Foreign portfolio investors (FPIs) infused 213.47 million dollars in the equity market on Tuesday, as per the SEBI data.
The rupee was trading lower initially at the Interbank Foreign Exchange (Forex) Market. However, it recovered fast to 61.55 per dollar before ending at 61.63 per dollar, showing a gain of six paise from its last close.
The local currency in the last last five trading days has gained by 55 paise or 0.88%. The dollar index was down by 0.27% against a basket of six major global rivals.
In New York, monetary-policy expectations were the dominant drivers of the foreign-exchange market on Tuesday, as traders sold euros, yen and Canadian dollars and bought the greenback ahead of central-bank meetings in Canada, Japan and Europe later in the week.
Pramit Brahmbhatt, Veracity Group CEO, said FIIs continued to pour money into the market and some banks were also seen selling dollars in the market which helped rupee to trade strong against the dollar.
The benchmark six-month premium payable in June eased further to 196.5-198.5 paise from 198-200 paise yesterday.
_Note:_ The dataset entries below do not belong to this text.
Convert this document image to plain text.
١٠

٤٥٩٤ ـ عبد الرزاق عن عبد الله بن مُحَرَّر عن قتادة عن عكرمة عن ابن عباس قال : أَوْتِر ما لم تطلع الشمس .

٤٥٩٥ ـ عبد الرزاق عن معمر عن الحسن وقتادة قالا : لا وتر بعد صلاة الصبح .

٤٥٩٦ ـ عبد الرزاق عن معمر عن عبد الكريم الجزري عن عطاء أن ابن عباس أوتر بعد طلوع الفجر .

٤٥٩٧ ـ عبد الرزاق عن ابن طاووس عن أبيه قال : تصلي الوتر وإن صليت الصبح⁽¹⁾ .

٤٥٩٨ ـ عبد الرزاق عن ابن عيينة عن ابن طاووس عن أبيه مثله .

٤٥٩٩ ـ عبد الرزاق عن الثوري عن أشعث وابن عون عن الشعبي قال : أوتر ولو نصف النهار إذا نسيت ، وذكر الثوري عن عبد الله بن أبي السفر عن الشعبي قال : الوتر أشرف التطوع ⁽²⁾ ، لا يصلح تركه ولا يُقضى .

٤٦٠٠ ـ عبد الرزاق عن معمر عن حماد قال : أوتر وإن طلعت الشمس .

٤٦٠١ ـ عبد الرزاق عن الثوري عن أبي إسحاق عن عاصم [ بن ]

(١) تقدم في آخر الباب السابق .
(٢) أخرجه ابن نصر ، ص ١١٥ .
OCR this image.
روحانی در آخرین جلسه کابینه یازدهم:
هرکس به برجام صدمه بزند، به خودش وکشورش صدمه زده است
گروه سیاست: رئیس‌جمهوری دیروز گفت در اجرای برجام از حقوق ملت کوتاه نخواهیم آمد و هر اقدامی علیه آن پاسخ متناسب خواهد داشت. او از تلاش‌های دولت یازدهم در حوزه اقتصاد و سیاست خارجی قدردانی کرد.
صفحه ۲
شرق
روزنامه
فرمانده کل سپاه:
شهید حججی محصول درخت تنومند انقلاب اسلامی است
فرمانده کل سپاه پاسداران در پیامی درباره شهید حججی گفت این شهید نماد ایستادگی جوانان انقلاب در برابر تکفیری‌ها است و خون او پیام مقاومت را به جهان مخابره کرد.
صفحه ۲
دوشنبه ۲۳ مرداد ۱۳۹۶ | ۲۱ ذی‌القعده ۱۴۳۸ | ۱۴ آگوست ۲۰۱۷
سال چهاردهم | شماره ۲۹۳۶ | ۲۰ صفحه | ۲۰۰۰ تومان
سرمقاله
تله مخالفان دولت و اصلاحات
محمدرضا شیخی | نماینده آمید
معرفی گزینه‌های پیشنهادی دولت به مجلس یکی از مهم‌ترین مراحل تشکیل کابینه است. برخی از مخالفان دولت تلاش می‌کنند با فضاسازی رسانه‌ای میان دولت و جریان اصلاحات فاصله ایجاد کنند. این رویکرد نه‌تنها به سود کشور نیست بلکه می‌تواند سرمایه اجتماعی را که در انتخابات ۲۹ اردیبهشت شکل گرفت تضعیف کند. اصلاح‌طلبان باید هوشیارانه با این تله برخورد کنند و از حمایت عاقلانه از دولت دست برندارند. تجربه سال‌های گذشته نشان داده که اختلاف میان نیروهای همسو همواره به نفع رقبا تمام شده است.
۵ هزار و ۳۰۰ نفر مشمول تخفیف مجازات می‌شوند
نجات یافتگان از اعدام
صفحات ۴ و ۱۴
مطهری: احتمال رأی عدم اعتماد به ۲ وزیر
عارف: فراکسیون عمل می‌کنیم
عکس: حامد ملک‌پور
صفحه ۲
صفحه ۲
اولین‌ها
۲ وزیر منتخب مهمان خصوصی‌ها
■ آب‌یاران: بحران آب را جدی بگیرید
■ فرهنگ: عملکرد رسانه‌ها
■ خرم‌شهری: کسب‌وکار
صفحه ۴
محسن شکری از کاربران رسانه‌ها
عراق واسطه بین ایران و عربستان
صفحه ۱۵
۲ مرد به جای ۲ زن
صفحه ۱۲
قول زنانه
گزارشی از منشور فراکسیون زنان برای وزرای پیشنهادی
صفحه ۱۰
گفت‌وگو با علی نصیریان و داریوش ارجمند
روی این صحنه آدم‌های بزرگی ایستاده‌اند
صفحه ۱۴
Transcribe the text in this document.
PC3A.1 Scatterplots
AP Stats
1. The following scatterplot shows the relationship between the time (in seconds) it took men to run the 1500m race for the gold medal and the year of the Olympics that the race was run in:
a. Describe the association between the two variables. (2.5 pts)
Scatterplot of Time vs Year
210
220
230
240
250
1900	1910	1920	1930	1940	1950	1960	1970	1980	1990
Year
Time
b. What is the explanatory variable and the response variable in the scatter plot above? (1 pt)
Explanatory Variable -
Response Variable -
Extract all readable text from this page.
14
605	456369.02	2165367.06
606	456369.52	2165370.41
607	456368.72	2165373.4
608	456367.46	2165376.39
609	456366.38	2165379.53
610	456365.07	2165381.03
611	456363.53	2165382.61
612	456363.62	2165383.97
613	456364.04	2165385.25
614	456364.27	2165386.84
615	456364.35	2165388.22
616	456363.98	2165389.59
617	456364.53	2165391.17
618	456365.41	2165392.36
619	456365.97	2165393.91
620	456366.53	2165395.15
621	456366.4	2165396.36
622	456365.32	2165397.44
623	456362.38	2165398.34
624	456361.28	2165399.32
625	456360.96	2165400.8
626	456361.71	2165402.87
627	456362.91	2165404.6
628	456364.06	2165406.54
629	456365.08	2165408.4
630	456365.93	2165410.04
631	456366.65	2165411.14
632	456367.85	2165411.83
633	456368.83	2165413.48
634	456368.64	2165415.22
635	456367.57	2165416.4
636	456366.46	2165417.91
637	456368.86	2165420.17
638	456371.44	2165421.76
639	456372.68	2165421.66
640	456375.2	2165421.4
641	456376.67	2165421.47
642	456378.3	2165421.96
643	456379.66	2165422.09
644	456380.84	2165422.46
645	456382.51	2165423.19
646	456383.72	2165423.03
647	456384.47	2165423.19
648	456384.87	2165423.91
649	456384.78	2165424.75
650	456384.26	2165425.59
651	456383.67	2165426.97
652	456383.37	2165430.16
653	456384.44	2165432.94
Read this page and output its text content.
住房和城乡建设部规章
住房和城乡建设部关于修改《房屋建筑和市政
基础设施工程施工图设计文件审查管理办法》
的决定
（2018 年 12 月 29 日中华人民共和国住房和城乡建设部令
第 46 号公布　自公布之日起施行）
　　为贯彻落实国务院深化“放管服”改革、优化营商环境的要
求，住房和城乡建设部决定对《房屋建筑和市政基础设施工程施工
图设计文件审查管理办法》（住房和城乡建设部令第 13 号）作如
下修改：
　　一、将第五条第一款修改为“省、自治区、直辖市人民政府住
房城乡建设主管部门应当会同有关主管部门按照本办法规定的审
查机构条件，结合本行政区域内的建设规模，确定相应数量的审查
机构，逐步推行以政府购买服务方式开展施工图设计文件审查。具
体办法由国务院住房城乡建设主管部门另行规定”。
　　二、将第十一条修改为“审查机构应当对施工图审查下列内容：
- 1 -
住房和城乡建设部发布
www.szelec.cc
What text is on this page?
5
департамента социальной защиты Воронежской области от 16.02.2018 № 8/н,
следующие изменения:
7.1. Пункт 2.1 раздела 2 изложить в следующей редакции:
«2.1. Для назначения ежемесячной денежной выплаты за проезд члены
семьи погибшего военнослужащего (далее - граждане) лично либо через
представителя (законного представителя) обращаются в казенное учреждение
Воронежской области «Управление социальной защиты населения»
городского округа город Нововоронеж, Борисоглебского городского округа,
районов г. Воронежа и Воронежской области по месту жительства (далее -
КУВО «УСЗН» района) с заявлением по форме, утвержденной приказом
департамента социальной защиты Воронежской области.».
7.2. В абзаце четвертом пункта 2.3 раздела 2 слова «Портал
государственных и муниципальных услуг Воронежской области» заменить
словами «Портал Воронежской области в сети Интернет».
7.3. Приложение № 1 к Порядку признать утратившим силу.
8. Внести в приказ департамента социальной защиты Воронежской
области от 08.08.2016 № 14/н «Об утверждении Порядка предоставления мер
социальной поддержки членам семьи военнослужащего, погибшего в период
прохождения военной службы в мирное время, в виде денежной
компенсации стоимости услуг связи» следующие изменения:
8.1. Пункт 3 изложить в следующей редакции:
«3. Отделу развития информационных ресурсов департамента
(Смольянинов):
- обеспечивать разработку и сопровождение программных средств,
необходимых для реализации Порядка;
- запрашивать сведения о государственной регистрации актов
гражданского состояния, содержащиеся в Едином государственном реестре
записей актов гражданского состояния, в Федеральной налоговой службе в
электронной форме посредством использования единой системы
Forward contracts maturing in December also finished lower at 393-395 paise from 396-398 paise.
The Reserve Bank of India fixed the reference rate for dollar at 61.6140 and for Euro at 71.3798. The rupee hardened further to 93.25 per pound from 93.44 on Tuesday and also firmed up further to 71.36 per euro from 71.44 per euro.
However, the rupee declined against the Japanese yen to 52.39 per 100 yen from 52.04 previously.